The dose delivered by electron beams has a complex dependence on the shape of the field; any field shaping shields, design of collimator systems, and energy of the beam. This complicated dependence is due to multiple scattering of the electron beam as the beam travels from the accelerator head to the patient. The dosimetry of only regular field shapes (circular, square, or rectangular) is well developed. However, most tumors have irregular shapes and their dosimetry is calculated by direct measurement. This is laborious and time consuming. In addition, error can be introduced during measurements. The lateral build up ratio method (LBR), which is based on the Fermi-Eyges multiple scattering theory, calculates the dosimetry of irregular electron beam shapes. The accuracy of this method depends on the function σ _r(r,E) (the mean square radial displacement of the electron beam in the medium) used in the calculation. This research focuses on improving the accuracy of electron dose calculations using lateral build up ratio method by investigating the properties of σ_r(r,E).

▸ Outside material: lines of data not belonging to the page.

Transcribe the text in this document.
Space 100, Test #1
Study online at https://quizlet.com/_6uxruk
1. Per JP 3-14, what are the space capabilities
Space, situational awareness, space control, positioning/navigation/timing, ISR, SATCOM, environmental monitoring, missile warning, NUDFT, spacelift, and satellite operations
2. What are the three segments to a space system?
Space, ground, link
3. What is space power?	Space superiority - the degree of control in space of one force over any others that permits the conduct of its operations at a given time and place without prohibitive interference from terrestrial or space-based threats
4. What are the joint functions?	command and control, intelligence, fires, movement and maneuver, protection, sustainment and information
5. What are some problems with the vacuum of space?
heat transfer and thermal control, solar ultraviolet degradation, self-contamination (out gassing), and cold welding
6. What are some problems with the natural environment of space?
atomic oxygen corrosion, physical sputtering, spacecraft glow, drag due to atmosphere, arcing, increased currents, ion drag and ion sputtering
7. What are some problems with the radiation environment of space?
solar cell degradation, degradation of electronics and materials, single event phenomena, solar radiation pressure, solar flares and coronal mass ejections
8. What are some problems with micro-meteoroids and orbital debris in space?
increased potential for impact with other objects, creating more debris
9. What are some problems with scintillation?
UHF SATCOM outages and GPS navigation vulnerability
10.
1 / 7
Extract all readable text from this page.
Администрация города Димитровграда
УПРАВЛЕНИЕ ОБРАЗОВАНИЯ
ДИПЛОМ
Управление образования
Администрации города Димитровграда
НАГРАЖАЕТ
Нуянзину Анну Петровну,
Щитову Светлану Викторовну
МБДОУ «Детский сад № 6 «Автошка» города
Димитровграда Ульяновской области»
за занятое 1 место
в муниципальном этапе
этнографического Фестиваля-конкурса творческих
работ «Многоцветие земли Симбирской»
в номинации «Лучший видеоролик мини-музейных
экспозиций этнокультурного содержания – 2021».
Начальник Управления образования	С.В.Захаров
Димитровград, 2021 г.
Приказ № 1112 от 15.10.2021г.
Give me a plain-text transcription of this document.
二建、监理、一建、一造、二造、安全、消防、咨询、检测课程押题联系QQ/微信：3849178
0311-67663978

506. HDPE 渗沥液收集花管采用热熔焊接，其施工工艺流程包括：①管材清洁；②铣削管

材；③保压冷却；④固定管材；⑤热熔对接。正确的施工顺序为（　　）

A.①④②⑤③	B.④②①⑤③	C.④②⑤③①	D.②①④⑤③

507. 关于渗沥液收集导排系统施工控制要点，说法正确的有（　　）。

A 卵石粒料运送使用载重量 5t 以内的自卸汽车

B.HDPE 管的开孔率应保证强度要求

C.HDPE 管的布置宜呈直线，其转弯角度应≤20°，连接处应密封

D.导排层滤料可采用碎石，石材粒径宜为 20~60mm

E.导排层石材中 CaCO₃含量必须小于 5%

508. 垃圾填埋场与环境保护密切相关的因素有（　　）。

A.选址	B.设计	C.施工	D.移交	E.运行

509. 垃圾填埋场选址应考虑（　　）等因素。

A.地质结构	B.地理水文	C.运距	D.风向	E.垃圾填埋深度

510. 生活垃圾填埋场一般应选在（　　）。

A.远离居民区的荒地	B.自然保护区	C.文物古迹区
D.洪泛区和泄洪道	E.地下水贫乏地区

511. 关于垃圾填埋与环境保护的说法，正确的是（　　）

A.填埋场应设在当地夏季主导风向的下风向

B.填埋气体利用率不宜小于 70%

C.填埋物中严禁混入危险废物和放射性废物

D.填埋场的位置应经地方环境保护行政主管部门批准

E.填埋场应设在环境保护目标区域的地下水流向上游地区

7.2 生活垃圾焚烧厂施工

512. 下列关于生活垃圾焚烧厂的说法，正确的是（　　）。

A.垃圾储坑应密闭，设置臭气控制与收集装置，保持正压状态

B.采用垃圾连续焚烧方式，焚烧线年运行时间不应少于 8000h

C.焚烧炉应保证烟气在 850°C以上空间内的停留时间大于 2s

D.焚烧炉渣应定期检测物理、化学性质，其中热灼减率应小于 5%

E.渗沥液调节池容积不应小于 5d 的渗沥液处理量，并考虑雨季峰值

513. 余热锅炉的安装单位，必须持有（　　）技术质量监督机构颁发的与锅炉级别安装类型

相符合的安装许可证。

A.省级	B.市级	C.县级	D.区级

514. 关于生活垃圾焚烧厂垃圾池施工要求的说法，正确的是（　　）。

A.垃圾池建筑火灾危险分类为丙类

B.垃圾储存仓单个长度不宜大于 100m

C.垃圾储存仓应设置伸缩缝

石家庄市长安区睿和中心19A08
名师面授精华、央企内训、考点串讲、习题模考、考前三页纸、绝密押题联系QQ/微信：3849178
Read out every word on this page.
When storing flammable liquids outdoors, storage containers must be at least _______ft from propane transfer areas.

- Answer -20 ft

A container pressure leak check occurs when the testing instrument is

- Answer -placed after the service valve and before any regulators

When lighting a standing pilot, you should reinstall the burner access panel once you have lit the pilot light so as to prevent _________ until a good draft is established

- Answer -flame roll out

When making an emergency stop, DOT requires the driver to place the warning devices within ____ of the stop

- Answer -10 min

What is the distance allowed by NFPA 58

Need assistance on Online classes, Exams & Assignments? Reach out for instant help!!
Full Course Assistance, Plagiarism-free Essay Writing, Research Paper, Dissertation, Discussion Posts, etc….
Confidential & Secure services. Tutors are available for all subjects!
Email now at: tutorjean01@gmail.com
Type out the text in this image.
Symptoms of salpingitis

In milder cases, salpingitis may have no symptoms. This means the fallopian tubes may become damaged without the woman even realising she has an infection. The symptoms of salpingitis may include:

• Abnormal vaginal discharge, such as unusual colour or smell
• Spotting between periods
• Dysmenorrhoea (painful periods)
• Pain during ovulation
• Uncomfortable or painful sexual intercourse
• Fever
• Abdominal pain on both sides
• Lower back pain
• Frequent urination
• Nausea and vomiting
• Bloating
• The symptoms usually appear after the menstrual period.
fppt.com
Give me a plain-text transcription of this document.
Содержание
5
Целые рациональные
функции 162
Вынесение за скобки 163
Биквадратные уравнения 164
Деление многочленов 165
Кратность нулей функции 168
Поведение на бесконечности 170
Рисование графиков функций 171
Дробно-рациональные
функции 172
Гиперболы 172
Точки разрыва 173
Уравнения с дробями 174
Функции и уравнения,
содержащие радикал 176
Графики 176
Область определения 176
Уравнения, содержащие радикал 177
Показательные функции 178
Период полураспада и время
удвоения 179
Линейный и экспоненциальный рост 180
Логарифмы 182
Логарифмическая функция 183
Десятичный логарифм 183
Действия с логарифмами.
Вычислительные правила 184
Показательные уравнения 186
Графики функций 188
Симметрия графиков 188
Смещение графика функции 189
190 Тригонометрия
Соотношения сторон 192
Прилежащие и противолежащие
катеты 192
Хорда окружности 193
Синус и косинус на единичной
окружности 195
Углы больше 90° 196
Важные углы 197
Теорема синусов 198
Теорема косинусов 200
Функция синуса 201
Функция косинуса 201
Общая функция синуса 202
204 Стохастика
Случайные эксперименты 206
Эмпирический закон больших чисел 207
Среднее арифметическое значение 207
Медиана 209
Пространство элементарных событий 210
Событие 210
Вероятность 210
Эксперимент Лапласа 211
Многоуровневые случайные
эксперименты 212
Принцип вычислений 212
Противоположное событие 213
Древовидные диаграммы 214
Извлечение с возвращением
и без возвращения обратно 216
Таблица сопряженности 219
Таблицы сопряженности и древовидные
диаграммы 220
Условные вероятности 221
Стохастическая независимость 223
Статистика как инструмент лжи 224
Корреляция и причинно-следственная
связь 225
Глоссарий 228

The percentage depth dose curves of different circular cutouts were measured using four electron beam energies (6, 9, 12, and 15 MeV), four electron applicator sizes (6×6, 10×10, 14×14, and 20×20 cm), three source-surface distance values (100, 105, 110 cm). The measured percentage depth dose curves were normalized at a depth of 0.05 cm. Using the normalized depth dose, the lateral build up ratio curves were determined. Using the cutout radius and the lateral build up ratio values, σ_r(z,E) were determined. It is shown that the σ value increases linearly with cutout size until the cutout radius reaches the equilibrium range of the electron beam. The σ value of an arbitrary circular cutout was determined from the interpolation of σ versus cutout curve. The corresponding LBR value of the circular cutout was determined using its radius and σ values. The depth dose distribution of an irregular cutout along the axis passing through the cutout is determined by dividing the cutout into many sectors having equal angle and determining their mean radius. The LBR value of each sector was determined. Using these LBR values, depth dose curves of different irregular cutouts were calculated. The calculation was repeated for four electron beam energies. It is shown that taking the cutout size dependence of into account improves the accuracy of the percentage depth dose calculations. The percentage difference between the calculated and the measured percentage depth dose curves was under 2%.